The N.C.A.A. allowed a path for people like her to join the women’s team, but it was not quick or easy. In general, élite male athletes have considerable physical advantages over élite female athletes. People who have gone through testosterone-driven puberty have, on average, more cardiovascular capacity, greater muscle mass, higher tendon mechanical strength, and denser bones. They tend to be stronger and taller, with longer wingspans. In many sports involving timed races, men are roughly ten to twelve per cent faster than women. The Olympic track champion Allyson Felix’s lifetime best in the four hundred metres is 49.26; in one year, 2017, that time was bettered by men and boys more than fifteen thousand times. In sports involving jumping and pure strength, the gap is even greater.

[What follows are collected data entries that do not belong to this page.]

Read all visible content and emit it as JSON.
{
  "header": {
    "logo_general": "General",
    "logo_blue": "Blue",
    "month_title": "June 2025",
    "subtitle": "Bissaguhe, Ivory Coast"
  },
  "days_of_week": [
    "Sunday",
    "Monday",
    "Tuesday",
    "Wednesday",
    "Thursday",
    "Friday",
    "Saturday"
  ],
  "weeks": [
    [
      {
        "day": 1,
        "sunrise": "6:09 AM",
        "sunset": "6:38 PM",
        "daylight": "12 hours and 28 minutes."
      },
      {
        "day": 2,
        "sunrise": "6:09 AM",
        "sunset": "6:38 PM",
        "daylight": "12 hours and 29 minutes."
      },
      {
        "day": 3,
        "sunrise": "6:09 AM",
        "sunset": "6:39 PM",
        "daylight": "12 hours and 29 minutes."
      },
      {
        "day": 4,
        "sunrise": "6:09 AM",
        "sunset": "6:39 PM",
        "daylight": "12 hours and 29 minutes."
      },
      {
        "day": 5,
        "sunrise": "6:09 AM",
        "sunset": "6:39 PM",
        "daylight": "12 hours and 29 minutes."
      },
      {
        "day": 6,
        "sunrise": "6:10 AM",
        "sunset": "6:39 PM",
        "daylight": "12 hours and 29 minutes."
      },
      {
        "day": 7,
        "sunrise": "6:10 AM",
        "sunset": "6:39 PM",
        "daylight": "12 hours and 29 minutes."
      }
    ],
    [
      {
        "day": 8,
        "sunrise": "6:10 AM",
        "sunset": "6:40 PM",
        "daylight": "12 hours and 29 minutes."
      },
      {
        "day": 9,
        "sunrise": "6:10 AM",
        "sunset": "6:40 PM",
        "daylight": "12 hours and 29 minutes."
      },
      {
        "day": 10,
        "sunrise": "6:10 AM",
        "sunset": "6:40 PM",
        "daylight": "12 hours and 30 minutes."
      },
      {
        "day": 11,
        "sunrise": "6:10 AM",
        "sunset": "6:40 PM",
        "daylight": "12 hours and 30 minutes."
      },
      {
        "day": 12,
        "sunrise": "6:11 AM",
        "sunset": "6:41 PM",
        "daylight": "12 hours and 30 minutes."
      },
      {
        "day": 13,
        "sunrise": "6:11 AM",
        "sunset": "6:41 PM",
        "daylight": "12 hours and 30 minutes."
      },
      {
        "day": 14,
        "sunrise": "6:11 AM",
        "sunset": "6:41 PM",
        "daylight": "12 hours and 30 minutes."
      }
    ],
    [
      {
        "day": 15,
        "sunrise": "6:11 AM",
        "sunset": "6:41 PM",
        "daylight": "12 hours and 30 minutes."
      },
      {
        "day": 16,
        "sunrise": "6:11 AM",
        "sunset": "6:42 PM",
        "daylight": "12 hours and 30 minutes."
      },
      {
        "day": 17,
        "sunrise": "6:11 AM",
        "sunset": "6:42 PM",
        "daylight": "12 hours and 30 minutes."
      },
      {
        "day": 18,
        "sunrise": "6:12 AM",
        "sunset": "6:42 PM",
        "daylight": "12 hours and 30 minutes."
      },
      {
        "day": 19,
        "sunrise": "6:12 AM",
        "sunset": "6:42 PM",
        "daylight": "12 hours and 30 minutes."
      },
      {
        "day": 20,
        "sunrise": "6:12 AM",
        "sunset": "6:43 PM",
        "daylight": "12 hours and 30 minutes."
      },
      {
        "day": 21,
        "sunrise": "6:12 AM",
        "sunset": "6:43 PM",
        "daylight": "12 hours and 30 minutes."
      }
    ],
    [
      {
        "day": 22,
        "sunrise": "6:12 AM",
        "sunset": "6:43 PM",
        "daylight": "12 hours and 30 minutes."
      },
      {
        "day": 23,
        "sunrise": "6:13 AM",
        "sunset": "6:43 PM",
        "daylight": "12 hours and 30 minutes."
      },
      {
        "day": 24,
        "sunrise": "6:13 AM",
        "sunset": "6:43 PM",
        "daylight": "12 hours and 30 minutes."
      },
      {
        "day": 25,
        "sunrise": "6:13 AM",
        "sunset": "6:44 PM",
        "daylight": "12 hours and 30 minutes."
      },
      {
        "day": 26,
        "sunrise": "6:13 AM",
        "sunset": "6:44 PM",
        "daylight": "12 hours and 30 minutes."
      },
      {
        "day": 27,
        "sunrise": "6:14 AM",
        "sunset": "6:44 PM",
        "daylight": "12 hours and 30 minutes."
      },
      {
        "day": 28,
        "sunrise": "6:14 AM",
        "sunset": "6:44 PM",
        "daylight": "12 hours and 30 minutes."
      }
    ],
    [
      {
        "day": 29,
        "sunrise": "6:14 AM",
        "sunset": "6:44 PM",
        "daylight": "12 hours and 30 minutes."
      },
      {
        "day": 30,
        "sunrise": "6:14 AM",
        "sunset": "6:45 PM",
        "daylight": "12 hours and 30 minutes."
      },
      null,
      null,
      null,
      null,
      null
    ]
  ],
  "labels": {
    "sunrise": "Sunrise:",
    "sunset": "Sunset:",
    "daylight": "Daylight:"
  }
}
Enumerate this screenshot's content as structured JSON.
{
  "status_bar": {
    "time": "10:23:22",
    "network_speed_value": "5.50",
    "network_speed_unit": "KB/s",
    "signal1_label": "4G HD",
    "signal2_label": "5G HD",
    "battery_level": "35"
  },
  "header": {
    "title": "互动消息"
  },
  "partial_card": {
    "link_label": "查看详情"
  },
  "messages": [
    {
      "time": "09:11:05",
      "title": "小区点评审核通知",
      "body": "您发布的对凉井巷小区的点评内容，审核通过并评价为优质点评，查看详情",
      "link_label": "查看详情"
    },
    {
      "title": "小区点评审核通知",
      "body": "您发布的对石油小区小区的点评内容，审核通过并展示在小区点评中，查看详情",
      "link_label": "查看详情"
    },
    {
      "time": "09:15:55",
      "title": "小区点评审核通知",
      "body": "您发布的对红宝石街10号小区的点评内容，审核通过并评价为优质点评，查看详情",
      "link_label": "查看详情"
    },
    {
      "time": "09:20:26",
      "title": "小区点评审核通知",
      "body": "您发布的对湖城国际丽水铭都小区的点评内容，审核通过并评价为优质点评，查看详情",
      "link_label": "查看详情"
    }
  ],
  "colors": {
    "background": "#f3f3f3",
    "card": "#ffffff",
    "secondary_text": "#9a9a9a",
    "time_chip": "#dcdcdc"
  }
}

As trans women have fought for inclusion in women’s sports, various governing bodies have implemented rules for mitigating any physical advantages that they might have. But just what those advantages are and how to counteract them—and whether that is necessary or even possible—has been fiercely debated.

The International Olympic Committee began allowing trans athletes to compete in 2004. At first, the I.O.C. required athletes to legally change their gender and undergo genital surgery, as if a mislabelled passport and the presence of a penis gave them a leg up on the competition. The N.C.A.A., six years later, took a different approach. After consulting with students, medical experts, and people from the L.G.B.T.Q. community, the association announced that trans women would be able to compete on collegiate women’s teams after one year of testosterone suppression. Other governing bodies, including the I.O.C., went on to adopt similar rules.

The focus on testosterone seemed, to many, straightforward: on average, men have testosterone levels around fifteen times that of women, and the competitive advantages of taking testosterone—at least exogenous testosterone, a steroid—were well established. But the research concerning endogenous testosterone, the kind that the body makes naturally, was less settled. There is a gap between the range of testosterone levels in men and the range in women—one researcher described it to me as a “chasm”—but there is enough variability among élite athletes to create some small degree of possible overlap between sexes, and researchers have not been able to establish a definitive causal relationship between individual testosterone levels and athletic performance. Bodies produce differing levels of the hormone, and have differing abilities to make use of it; comparing the testosterone levels of eight cisgender runners or swimmers of the same sex before a race does not tell you who will win it.